О, лихорадка, о, злая моруха!

Падают вниз с потолка светляки,

Ползают мухи по липкой простыне,

И маршируют повзводно полки

Птиц голенастых по желтой равнине.

Страшен чиновник — лицо как тюфяк,

Нету его ни жалчей, ни нелепей,

Командированный — мать твою так! —

Без подорожной в армянские степи.

Пропадом ты пропади, говорят,

Сгинь ты навек, чтоб ни слуху, ни духу, —

Старый повытчик, награбив деньжат,

Бывший гвардеец, замыв оплеуху.

Грянет ли в двери знакомое: — Ба!

Ты ли, дружище, — какая издевка!

Долго ль еще нам ходить по гроба,

Как по грибы деревенская девка?..

Были мы люди, а стали людьё,

И суждено — по какому разряду? —

Нам роковое в груди колотье

Да эрзерумская кисть винограду.

Ноябрь 1930. Тифлис.

* * *

И по-звериному воет людьё

И по-людски куролесит зверьё.

Чудный чиновник без подорожной,

Командированный к тачке острожной,

Он Черномора пригубил питье

В кислой корчме на пути к Эрзеруму.

Ноябрь 1930. Тифлис.


ЛЕНИНГРАД

Я вернулся в мой город, знакомый до слез,

До прожилок, до детских припухлых желез.

Ты вернулся сюда, так глотай же скорей

Рыбий жир ленинградских речных фонарей,

Узнавай же скорее декабрьский денек,

Где к зловещему дегтю подмешан желток.

Петербург! я еще не хочу умирать:

У тебя телефонов моих номера.

Петербург! у меня еще есть адреса,

По которым найду мертвецов голоса.

Я на лестнице черной живу, и в висок

Ударяет мне вырванный с мясом звонок,

И всю ночь напролет жду гостей дорогих,

Шевеля кандалами цепочек дверных.

Декабрь 1930. Ленинград.

* * *

С миром державным я был лишь ребячески связан,

Устриц боялся и на гвардейцев смотрел исподлобья —

И ни крупицей души я ему не обязан,

Как я ни мучил себя по чужому подобью.

С важностью глупой, насупившись, в митре бобровой

Я не стоял под египетским портиком банка,

И над лимонной Невою под хруст сторублевой

Мне никогда, никогда не плясала цыганка.

Чуя грядущие казни, от рева событий мятежных

Я убежал к нереидам на Черное море,

И от красавиц тогдашних — от тех европеянок нежных —

Сколько я принял смущенья, надсады и горя!

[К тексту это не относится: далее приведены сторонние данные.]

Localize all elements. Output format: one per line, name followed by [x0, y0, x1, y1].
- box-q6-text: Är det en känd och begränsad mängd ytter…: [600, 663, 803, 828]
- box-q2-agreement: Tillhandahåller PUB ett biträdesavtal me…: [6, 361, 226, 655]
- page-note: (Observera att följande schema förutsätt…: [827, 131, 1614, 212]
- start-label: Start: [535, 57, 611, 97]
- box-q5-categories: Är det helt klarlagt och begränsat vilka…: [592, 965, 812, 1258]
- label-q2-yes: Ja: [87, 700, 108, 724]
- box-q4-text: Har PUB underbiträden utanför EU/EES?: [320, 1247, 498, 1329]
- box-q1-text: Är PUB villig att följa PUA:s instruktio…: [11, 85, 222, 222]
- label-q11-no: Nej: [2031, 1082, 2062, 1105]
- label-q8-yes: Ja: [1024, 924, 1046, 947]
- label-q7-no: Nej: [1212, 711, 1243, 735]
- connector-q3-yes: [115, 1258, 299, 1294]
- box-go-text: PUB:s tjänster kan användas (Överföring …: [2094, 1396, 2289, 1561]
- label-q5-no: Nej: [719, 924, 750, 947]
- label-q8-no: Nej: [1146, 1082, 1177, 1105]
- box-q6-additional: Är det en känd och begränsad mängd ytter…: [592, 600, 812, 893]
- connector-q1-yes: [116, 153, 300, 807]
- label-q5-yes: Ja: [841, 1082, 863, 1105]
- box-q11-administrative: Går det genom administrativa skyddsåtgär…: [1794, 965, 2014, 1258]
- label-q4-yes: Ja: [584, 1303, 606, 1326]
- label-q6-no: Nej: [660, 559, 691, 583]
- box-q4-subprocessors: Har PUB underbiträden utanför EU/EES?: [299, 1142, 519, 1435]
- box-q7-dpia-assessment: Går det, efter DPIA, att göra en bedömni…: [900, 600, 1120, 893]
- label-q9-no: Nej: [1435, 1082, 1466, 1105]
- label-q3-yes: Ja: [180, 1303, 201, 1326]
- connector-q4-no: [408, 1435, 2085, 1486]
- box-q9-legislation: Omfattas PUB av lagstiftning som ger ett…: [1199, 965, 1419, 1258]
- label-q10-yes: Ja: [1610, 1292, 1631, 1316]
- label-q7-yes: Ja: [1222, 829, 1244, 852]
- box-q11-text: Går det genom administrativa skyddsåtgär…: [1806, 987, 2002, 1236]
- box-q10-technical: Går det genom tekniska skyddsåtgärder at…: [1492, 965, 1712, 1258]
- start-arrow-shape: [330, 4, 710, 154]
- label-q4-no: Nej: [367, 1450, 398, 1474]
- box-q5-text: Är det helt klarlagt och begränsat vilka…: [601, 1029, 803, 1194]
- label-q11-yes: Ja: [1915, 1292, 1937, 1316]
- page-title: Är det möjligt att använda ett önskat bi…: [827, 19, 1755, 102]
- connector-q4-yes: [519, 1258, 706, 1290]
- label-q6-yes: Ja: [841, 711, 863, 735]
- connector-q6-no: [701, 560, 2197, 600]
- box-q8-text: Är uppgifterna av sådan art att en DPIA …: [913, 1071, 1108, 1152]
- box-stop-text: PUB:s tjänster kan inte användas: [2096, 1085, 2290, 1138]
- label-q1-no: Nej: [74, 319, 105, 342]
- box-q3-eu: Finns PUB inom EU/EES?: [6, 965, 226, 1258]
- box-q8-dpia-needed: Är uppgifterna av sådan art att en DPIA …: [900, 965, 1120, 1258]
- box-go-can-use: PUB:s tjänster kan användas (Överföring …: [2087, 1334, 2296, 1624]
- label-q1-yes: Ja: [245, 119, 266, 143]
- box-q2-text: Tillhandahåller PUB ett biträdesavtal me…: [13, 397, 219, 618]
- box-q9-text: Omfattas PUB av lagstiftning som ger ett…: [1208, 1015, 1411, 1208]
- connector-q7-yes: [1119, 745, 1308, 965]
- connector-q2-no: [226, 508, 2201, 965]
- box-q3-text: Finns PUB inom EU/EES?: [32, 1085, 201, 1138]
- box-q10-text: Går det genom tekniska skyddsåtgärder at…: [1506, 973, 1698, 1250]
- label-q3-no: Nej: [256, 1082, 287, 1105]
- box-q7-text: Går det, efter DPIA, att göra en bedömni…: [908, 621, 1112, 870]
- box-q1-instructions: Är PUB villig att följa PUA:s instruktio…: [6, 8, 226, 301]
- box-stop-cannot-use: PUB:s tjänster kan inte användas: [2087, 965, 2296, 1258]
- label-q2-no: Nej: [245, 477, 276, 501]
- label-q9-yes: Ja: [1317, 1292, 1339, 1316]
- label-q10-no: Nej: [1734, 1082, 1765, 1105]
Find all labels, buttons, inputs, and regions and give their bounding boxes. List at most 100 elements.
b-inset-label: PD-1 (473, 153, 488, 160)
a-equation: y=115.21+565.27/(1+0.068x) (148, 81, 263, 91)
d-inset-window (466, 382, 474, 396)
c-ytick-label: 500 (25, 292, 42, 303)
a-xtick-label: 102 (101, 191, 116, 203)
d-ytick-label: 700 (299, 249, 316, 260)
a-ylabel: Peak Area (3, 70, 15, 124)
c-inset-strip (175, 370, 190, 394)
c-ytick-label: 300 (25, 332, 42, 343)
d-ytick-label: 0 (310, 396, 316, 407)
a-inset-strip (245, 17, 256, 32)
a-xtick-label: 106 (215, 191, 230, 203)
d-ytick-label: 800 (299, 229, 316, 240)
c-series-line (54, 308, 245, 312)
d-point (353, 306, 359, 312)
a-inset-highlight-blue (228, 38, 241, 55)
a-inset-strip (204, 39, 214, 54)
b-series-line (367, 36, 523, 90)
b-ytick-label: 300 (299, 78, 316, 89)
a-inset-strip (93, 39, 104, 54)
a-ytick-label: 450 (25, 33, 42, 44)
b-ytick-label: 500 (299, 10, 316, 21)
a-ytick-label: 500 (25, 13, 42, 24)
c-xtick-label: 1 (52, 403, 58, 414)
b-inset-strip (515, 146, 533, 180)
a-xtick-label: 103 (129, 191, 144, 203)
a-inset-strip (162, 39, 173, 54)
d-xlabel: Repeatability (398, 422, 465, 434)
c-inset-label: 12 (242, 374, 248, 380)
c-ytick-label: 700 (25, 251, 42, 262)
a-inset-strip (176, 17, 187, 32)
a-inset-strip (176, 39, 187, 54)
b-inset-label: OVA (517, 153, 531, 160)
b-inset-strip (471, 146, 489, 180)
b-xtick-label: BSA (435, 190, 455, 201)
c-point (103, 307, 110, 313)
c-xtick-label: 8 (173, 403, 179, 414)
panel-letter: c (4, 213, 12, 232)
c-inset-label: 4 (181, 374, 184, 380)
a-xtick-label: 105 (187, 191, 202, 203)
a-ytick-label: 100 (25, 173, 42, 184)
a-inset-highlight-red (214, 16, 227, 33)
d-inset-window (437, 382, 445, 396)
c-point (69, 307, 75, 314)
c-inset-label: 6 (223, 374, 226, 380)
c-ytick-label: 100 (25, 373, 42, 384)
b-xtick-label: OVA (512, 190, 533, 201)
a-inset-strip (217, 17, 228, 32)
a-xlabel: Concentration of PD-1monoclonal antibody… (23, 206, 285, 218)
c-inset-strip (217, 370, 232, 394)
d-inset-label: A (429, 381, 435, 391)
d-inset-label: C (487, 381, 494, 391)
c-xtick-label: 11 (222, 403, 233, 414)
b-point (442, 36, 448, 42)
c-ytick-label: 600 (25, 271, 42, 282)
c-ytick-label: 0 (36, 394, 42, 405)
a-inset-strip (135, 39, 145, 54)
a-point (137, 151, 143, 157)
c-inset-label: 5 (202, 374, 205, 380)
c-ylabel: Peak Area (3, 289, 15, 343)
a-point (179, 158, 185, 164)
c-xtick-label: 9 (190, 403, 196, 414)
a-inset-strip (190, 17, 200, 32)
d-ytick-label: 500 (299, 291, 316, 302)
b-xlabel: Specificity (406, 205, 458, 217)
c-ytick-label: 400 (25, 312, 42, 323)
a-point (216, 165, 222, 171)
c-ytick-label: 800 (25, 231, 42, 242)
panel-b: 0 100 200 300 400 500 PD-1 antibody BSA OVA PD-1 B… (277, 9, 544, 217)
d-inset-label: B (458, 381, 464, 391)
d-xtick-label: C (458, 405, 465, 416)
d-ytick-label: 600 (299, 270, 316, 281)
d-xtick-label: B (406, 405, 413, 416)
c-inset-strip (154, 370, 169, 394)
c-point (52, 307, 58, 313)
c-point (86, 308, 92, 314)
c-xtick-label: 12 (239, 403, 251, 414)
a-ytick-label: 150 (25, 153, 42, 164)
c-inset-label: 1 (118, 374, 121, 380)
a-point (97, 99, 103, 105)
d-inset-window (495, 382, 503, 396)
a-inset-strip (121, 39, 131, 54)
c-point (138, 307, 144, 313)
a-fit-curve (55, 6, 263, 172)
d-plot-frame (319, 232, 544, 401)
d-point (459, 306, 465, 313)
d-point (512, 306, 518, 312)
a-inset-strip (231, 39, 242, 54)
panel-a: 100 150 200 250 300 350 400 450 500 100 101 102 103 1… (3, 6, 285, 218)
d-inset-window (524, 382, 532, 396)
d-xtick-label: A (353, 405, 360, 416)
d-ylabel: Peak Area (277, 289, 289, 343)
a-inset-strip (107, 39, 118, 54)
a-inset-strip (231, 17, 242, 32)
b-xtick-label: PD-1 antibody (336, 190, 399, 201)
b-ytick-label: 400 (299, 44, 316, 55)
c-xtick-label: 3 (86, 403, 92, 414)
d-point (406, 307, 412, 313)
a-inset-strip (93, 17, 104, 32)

Так отчего ж до сих пор этот город довлеет

Мыслям и чувствам моим по старинному праву?

Он от пожаров еще и морозов наглее —

Самолюбивый, проклятый, пустой, моложавый!

Не потому ль, что я видел на детской картинке

Лэди Годиву с распущенной рыжею гривой,

Я повторяю еще про себя под сурдинку:

Лэди Годива, прощай… Я не помню, Годива…

Январь 1931.

* * *

Мы с тобой на кухне посидим,

Сладко пахнет белый керосин;

Острый нож да хлеба каравай…

Хочешь, примус туго накачай,

А не то веревок собери

Завязать корзину до зари,

Чтобы нам уехать на вокзал,

Где бы нас никто не отыскал.

Январь 1931, Ленинград.

* * *

Помоги, Господь, эту ночь прожить,

Я за жизнь боюсь, за Твою рабу…

В Петербурге жить — словно спать в гробу.

Январь 1931.

* * *

После полуночи сердце ворует

Прямо из рук запрещенную тишь.

Тихо живет — хорошо озорует,

Любишь — не любишь: ни с чем не сравнишь…

Любишь — не любишь, поймешь — не поймаешь.

Так почему ж, как подкидыш, дрожишь?

После полуночи сердце пирует,

Взяв на прикус серебристую мышь.

Март 1931. Москва.

* * *

Ночь на дворе. Барская лжа:

После меня хоть потоп.

Что же потом? Храп горожан

И толкотня в гардероб.

Бал-маскарад. Век-волкодав.

Так затверди ж назубок:

С шапкой в руках, шапку в рукав —

И да хранит тебя Бог.

Март 1931. Москва.

* * *

Я скажу тебе с последней

Прямотой:

Все лишь бредни — шерри — бренди, —

Ангел мой.

Там, где эллину сияла

Красота,

Мне из черных дыр зияла

Срамота.

Греки сбондили Елену

По волнам,

Ну, а мне — соленой пеной

По губам.

По губам меня помажет

Пустота,

Строгий кукиш мне покажет

Нищета.

Ой ли, так ли, дуй ли, вей ли, —

Все равно;

Ангел Мэри, пей коктейли,

Дуй вино.

Я скажу тебе с последней

Прямотой:

Все лишь бредни — шерри-бренди, —

Ангел мой.

Март 1931, Москва, Зоологич. Музей.

* * *

Колют ресницы. В груди прикипела слеза.

Чую без страха, что будет и будет гроза.

Кто-то чудной меня что-то торопит забыть.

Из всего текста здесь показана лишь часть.